None of them get too close, even then. Blood still drips from that needle-thin blade of his. They’d have to step over the bodies of their comrades.

“Throw down your sword,” one of the other soldiers calls to him.

“Vow she won’t be harmed,” Oak says, breathing hard. “Also me. I would like not to be harmed as well.”

“If you don’t drop that blade, I’ll cut her throat and then yours,” the troll threatens. “How’s that for a promise?” He’s so close to me that I can smell the leather of his armor, the oil on his knife, and the stink of dried blood. I can feel the heat of his breath. The arm across my neck is as solid as stone.

I try to think past my panic. My own knife is still in my hand, but the troll has gripped the wrist holding it.

I could bite his arm, though. My sharp teeth could rend even a troll’s flesh. The shock of pain would either cause him to cut my throat or loosen his grip. But even if I was lucky, even if I could use that moment to slip out of his hands and run to Oak, what then? We’d never make it out of the Citadel. We would most likely never make it out of this hall.

The prince’s sword dangles from his fingers, but he doesn’t let it drop. “I was invited here and instructed to bring Mellith’s living heart to your lady. I think she would be extremely disappointed to find you’d robbed her of her prize. Dead, I can hardly give it to her.”

A shudder goes through me at the thought of Lady Nore getting what she wants, even though I know this is a game, a con, a hustle. Oak doesn’t really have Mellith’s heart. The danger lies in her seeing through his deception.

And it doesn’t matter if it gets me into the room. All I need is to be able to talk.

Oak goes on. “You’ve almost caught us. You have to make only one small concession, and I will go with you, docile as a lamb.”

“Throw down your blade, prince,” says one of the ex-falcons. “And no harm will come to either of you by our hands while we escort you to the throne room. You can beg for Lady Nore’s mercy and explain why, were you invited to the Citadel, we found you running from her bedchamber.”

Oak lets the sword fall. It clatters to the floor.

One guard wrenches the knife out of my hand, while another takes a skein of rope and winds it between my lips, knotting it at the back of my head. As they push me along, I try to chew it apart, but though my teeth are sharp, I am bound well enough that we reach the throne room with the rope still in my mouth.

They have not bound the prince, but he walks surrounded by drawn blades. I cannot tell if that is meant as a sign of respect for his person or if they don’t want to take their chances by getting too close.

All I know is that I must find a way to speak. Just a few words and I will have her.

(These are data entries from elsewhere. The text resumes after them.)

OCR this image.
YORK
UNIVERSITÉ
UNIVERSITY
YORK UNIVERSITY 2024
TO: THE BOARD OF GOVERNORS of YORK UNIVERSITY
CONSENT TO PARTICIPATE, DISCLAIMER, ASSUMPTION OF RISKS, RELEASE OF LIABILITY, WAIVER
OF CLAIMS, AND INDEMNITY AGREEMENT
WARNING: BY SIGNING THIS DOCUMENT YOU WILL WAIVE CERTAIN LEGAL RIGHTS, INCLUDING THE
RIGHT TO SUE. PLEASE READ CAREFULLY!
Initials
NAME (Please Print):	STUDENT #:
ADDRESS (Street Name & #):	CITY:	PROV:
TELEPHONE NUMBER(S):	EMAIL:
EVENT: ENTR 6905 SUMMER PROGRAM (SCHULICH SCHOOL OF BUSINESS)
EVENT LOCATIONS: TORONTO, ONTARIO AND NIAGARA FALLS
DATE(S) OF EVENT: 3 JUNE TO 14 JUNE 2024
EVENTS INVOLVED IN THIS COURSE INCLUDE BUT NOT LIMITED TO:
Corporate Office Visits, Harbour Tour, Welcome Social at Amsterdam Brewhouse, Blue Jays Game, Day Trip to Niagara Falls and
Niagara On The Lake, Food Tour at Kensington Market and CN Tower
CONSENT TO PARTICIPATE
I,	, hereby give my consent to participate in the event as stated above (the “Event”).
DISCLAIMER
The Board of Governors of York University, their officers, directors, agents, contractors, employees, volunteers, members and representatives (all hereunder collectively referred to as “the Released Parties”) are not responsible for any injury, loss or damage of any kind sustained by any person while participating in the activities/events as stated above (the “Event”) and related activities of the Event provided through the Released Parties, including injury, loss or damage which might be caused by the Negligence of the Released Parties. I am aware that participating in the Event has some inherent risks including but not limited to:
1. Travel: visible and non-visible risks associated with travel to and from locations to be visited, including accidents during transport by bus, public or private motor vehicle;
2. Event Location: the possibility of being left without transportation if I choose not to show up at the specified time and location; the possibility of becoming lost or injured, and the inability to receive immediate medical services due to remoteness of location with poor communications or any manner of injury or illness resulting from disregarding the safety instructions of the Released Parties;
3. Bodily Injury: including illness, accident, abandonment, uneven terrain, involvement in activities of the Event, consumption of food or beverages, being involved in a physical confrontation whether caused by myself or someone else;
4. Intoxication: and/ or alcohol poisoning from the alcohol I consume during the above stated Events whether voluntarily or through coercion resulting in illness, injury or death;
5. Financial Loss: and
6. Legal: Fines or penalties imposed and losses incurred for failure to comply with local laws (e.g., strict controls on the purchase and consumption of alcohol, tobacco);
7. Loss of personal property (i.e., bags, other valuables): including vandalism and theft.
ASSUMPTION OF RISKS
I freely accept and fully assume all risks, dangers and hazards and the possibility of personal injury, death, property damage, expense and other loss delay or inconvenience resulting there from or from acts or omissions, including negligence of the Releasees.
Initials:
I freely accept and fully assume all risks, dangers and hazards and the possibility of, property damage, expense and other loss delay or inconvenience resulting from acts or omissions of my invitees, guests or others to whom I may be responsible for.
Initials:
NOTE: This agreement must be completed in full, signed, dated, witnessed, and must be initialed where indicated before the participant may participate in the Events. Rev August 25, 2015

The troll pushes me before Lady Nore so that I fall on my hands and knees.

She rises from her seat at a long, food-laden table. We have interrupted her banquet.

Lady Nore’s white hair has been tied up on her head in a complicated arrangement of plaits, although a few have come down. Her gown is an opulent confection of black feathers and silver fabric that deepens to black at the floor. Ex-falcons crowd around her, formerly loyal soldiers to the Grand General of Elfhame, now hers to command.

When I look at her, I am filled with the same hate and fear that paralyzed me throughout my childhood.

And yet, there is fresh madness in her yellow eyes. She is not the same as she was when I saw her last. And disturbingly, I see myself in her. Resentful, and trapped, and full of thwarted desire. The worst parts of me, and all my worst potential.

New also are the two gray hands that she wears as a necklace. Horrifyingly, I see the fingers move as though alive, caressing the hollow of her throat. More horrifyingly, I suspect them to have once belonged to Lord Jarel.

Behind her, on a pillar of ice, is the cracked reliquary that must contain the bones and other remains of Mab. Strangely, tendrils, like roots, grow from the case, one with a bud on it, as though flowering.

On Lady Nore’s left side sits a troll with a crown of beaten gold and a mantle of blue velvet stitched with silver scales. His clothing is leather, richly worked, with a pattern that reminds me of those we saw in the Stone Forest.